Se di fronte alla tragedia scappiamo, chi resta? Nelle acque dei nostri mari sta avvenendo un genocidio, nell’indifferenza più totale, anzi, nell’odio innescato in modo irresponsabile.

L’Aicu ritiene, in questo momento, ispirandosi a Carlo Urbani, che durante l’epidemia della Sars, sapendo di mettere a rischio la sua vita, scriveva: “se di fronte alla malattia il medico scappa, chi resta?” di dover sottolineare la necessità di uno scatto di dignità, personale e sociale, a fronte di quanto purtroppo continua ad avvenire nel Mediterraneo.

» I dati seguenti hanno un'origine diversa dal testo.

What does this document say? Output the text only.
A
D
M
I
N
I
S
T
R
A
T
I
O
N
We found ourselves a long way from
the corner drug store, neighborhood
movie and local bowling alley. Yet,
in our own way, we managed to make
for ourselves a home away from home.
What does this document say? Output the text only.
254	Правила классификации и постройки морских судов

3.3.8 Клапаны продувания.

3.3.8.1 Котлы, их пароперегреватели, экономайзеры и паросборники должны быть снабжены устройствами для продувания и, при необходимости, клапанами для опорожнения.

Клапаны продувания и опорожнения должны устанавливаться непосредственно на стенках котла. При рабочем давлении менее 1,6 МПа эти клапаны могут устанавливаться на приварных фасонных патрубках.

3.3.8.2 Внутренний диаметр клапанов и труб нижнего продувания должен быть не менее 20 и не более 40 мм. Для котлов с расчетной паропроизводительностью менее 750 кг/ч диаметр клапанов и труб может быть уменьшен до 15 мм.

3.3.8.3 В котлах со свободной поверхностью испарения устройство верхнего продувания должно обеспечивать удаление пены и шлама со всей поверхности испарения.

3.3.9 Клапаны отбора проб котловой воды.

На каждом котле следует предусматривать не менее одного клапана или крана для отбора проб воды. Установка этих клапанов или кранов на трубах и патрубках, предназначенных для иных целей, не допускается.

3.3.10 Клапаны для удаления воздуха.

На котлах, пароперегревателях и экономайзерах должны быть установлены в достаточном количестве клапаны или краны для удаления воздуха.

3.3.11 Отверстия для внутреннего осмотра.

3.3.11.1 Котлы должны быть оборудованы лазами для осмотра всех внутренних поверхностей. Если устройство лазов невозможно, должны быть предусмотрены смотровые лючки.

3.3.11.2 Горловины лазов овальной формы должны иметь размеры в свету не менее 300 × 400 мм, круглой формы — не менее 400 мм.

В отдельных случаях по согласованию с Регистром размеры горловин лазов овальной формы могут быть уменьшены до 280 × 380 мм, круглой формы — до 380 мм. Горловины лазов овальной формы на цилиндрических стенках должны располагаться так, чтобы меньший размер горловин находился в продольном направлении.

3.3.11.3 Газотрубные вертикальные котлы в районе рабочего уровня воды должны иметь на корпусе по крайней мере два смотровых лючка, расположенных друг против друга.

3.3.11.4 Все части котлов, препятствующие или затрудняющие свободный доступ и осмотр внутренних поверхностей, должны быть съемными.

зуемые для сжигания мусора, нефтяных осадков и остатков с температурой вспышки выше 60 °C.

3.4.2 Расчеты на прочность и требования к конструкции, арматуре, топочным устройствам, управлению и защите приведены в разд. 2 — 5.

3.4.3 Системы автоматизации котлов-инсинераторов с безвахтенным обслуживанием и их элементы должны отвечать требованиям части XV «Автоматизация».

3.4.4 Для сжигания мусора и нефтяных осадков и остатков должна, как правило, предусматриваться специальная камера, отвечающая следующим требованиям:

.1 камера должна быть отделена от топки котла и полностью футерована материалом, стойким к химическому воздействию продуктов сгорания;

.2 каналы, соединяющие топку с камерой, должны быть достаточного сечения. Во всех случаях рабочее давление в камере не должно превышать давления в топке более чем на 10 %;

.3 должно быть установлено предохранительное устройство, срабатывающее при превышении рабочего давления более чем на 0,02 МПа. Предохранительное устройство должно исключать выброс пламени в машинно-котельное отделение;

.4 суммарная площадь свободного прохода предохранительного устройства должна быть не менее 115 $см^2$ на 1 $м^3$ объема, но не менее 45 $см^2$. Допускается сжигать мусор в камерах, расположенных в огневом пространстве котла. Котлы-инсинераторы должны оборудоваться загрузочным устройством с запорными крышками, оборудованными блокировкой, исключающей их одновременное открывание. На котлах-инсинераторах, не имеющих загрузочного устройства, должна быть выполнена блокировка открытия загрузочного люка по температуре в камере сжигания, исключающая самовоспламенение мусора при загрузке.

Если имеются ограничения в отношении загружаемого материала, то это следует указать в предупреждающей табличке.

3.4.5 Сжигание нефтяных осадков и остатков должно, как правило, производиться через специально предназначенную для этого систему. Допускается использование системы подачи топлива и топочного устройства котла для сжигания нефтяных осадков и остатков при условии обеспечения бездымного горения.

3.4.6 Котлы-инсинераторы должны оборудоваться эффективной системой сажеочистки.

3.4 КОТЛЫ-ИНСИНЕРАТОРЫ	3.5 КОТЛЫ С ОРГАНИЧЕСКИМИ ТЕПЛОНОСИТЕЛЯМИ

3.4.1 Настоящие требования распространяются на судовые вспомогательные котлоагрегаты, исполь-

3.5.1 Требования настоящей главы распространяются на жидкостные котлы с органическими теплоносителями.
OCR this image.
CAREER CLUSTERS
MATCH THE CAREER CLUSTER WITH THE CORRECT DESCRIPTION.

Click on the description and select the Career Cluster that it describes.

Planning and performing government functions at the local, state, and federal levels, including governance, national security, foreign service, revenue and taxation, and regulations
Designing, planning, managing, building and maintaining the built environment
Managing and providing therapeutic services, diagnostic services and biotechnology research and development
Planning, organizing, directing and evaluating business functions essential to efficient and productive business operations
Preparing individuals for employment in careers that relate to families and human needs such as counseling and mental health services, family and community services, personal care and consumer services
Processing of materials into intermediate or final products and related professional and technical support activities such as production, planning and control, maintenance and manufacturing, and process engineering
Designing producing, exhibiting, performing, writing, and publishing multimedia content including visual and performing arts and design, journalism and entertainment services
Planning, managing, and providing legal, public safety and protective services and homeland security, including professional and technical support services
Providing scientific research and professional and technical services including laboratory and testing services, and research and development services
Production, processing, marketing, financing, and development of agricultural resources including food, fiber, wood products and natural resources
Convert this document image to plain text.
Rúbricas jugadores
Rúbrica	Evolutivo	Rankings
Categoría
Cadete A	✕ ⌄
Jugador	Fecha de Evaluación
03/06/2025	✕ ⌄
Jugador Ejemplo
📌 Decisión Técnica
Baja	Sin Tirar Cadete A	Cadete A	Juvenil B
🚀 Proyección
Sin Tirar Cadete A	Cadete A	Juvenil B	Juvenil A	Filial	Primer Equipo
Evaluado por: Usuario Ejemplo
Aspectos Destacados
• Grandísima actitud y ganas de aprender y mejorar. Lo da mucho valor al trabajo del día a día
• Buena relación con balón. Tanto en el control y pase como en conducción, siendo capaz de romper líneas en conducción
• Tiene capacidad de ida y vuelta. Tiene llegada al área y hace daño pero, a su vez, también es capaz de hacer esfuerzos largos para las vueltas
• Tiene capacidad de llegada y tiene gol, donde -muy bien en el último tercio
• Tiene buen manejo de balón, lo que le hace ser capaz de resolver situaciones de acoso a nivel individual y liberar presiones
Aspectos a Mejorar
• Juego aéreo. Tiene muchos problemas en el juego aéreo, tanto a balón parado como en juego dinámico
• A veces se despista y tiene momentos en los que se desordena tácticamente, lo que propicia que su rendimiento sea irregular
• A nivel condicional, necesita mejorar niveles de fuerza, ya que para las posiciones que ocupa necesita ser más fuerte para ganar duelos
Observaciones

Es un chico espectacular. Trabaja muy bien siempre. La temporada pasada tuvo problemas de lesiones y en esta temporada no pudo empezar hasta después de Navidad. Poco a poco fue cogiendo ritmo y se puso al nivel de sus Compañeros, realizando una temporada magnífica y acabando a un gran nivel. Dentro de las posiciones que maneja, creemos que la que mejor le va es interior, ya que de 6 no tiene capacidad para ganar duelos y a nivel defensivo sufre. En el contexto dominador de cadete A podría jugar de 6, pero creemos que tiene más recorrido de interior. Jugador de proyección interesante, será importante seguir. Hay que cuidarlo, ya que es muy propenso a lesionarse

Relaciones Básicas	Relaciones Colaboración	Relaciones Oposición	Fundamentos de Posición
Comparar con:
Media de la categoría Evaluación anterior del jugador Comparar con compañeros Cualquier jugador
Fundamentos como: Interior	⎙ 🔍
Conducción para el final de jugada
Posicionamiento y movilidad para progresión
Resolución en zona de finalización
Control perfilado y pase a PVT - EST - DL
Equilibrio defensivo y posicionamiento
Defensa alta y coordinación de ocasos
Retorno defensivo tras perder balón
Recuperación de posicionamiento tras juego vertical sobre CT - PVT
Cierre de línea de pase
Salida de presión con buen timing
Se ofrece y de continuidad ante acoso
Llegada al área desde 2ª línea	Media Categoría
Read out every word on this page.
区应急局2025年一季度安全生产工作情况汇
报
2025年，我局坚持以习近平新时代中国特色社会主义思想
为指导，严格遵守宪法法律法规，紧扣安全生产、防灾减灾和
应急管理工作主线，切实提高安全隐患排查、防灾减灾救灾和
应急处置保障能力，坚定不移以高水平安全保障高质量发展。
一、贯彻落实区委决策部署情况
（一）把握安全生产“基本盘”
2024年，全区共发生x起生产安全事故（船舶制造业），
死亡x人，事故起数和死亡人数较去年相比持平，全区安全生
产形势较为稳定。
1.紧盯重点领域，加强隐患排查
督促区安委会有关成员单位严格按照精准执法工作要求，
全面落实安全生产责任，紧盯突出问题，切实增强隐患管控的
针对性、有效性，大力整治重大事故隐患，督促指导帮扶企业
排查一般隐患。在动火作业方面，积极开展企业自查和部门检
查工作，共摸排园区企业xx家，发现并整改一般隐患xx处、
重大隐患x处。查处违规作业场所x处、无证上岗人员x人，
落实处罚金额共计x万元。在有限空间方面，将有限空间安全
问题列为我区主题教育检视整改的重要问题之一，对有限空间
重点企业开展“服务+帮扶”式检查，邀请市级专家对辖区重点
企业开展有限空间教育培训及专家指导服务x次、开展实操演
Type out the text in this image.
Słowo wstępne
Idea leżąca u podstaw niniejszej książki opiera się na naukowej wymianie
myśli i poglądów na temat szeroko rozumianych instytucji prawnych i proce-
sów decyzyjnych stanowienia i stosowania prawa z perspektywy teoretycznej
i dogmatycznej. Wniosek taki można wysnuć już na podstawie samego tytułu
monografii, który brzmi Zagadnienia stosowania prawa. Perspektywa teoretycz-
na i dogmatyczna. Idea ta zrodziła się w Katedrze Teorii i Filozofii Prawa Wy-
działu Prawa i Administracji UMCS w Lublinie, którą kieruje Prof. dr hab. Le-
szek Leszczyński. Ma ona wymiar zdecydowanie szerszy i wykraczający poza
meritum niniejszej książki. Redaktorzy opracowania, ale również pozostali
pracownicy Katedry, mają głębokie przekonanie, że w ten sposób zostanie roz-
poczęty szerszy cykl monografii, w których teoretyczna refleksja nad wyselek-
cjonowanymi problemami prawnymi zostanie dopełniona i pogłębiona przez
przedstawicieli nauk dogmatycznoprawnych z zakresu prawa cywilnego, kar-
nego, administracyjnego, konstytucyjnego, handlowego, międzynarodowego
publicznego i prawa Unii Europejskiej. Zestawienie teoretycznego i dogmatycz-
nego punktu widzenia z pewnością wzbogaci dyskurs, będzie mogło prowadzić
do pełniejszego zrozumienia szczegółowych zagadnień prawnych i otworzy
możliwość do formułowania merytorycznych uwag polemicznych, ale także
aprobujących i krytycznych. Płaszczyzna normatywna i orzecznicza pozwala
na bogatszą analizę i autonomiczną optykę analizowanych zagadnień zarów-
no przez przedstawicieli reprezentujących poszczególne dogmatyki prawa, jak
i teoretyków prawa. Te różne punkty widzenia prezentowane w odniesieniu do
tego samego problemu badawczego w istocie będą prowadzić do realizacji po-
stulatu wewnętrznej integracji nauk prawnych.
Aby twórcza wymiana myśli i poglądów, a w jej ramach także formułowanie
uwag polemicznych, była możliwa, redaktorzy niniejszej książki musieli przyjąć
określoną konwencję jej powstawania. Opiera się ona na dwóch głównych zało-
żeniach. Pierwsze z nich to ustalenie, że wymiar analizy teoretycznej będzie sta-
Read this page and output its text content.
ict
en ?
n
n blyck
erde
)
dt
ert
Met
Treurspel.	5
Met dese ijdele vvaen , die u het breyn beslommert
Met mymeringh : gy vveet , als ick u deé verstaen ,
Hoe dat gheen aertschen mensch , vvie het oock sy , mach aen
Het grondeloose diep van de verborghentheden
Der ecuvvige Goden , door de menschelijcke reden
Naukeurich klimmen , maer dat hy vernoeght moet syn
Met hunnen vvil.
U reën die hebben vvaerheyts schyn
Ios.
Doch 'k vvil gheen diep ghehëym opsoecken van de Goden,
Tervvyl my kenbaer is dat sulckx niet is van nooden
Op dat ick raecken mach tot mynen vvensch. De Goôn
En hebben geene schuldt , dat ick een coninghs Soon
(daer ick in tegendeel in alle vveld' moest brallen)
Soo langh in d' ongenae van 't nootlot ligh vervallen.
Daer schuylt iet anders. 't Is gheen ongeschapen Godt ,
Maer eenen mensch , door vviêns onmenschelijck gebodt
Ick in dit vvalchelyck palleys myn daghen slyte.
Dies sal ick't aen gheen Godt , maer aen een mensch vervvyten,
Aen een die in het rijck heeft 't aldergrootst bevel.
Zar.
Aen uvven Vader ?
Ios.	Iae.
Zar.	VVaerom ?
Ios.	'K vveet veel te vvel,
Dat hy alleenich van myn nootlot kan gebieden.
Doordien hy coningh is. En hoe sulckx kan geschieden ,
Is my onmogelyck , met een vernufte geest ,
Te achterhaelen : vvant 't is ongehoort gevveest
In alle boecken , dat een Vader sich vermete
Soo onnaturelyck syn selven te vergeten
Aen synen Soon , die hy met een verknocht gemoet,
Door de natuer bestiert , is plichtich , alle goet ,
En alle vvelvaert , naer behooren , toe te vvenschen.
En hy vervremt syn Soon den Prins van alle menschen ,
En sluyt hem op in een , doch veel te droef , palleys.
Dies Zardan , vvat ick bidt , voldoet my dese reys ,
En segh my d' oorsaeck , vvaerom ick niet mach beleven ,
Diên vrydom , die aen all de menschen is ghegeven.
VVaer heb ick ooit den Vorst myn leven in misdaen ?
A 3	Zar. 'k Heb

Non solo stiamo fuggendo, ma riusciamo a rimanere impassibili di fronte alle morti di bambini, donne e uomini che stanno cercando una nuova speranza di vita. Riusciamo anche a convincerci che non è colpa nostra, ma una ineluttabile conseguenza di nuove politiche migratorie che noi non abbiamo deciso.

Non possiamo e non dobbiamo. Desideriamo fare nostro l’invito di papa Francesco a recuperare, prima di tutto, il senso di umanità e responsabilità, che ci spinga a agire e a non restare indifferenti.